Introduction to Big Data Module
The aims of this course 3-day DISCnet event, given by Adam Hill University of Southampton, are to explore how big data techniques can be used to solve massive scale data analysis problems. The course will aim to introduce students to both the theoretical background of cloud computing as well as the practical applications. The processing of large datasets using Big Data techniques, map-reduce and other techniques will be a large focus.
- Understand the theoretical approaches to big data analysis and the
design of modern big data processing pipelines.
- Design a big data processing system.
- Successfully analyse large datasets using Python and Spark.

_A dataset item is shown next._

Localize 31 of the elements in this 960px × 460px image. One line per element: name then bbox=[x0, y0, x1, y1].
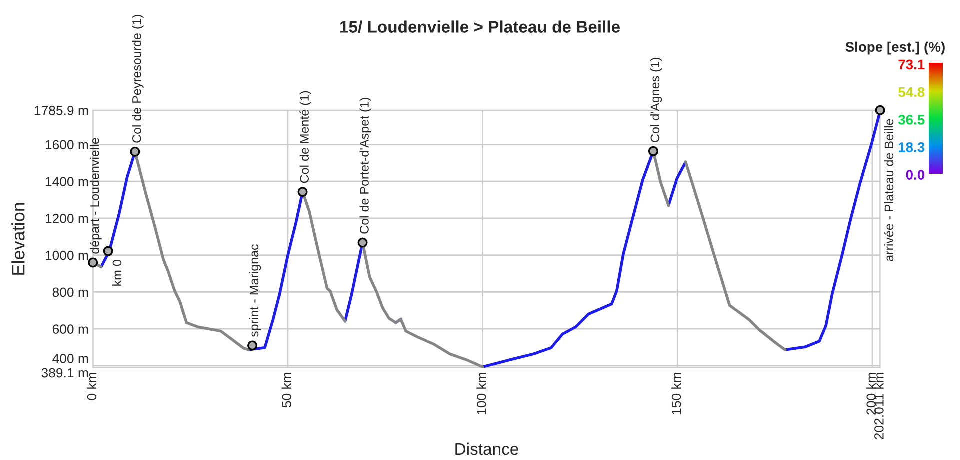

Practicals will require programming in Python, as well as the use of the UNIX command line / bash shell (e.g., skill learnt during the DISC6001 Software Carpentry course, or equivalent). While students do not need significant experience in Python itself, some serious programming experience is required as the course exercises will require you to write big data analytics code. This course is not suitable for students who have zero practical experience in writing code.
Students who are not confident in Python are expected to use the resources on Python to gain experience before the class. All students are expected to complete the pre-study exercise which looks at lambda expressions in Python. This should be done at least 2 weeks prior to the course to ensure sufficient time for your cloud server accounts to be created.
The course is mandatory for DISCnet core students and also open to non-core DISCnet and GRADnet students. The course is aimed at students in Year 1 or 2 of their PhD. The course may also be suitable for students in later years, depending on their computing and programming experience.
You will need a laptop computer for the course. Laptops should have minimum requirements of 2 Cores, 2 GHz CPU processor, 8Gb RAM, 30 Gb free disk space to run the virtual machine image.